Billions of pounds were wiped off the value of British financial stocks, and analysts at several banks slashed their forecasts for the pound in the wake of Britain's vote on Thursday to leave the European Union.
Finance minister George Osborne said on Monday the economy would have to face up to "an adjustment" as it dealt with the fallout of 'Brexit'. Against a backdrop of sliding share prices and an uncertain economic outlook, investors sold sterling and sought the safety of government bonds.
"You'd have expected there to be some psychological barrier to gilts breaking through one percent, but not today," said Luke Hickmore, senior investment manager at Aberdeen Asset Management.
"Gilt yields just kept dropping. It's no wonder.
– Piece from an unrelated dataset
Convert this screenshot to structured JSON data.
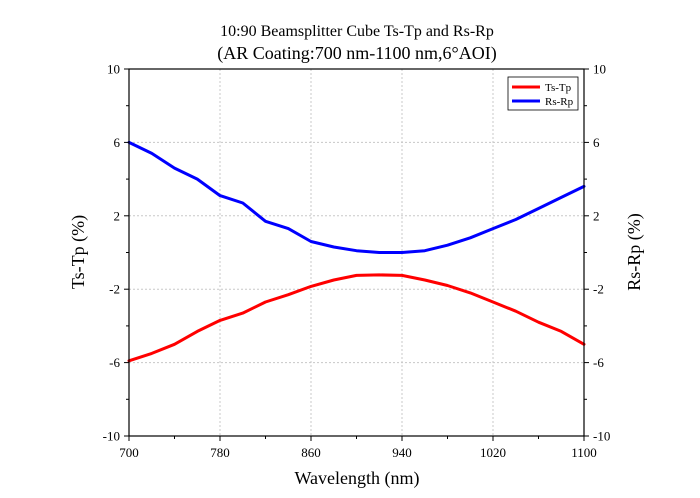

There's no political leadership in the UK right when markets need the reassurance of direction."
UK money and bond markets moved to price in lower interest rates, with swaps rates now almost fully implying a 0.25 percentage-point cut from the BoE by the end of the year.
The yield on 10-year UK government bonds tumbled to a new low of 0.934 percent, and two-year yields fell more than 10 basis points to a four-year low of 0.129 percent .
Sterling shed more than three percent against the US dollar to a fresh 31-year low of $US1.3221, and the euro rose more than two percent to 83.25 pence, its highest in more than two years.
The pound's fall on Friday was the largest in modern history, reaching more than 10 percent against the dollar at one stage, and was also the largest decline since at least the 1970s on a trade-weighted basis.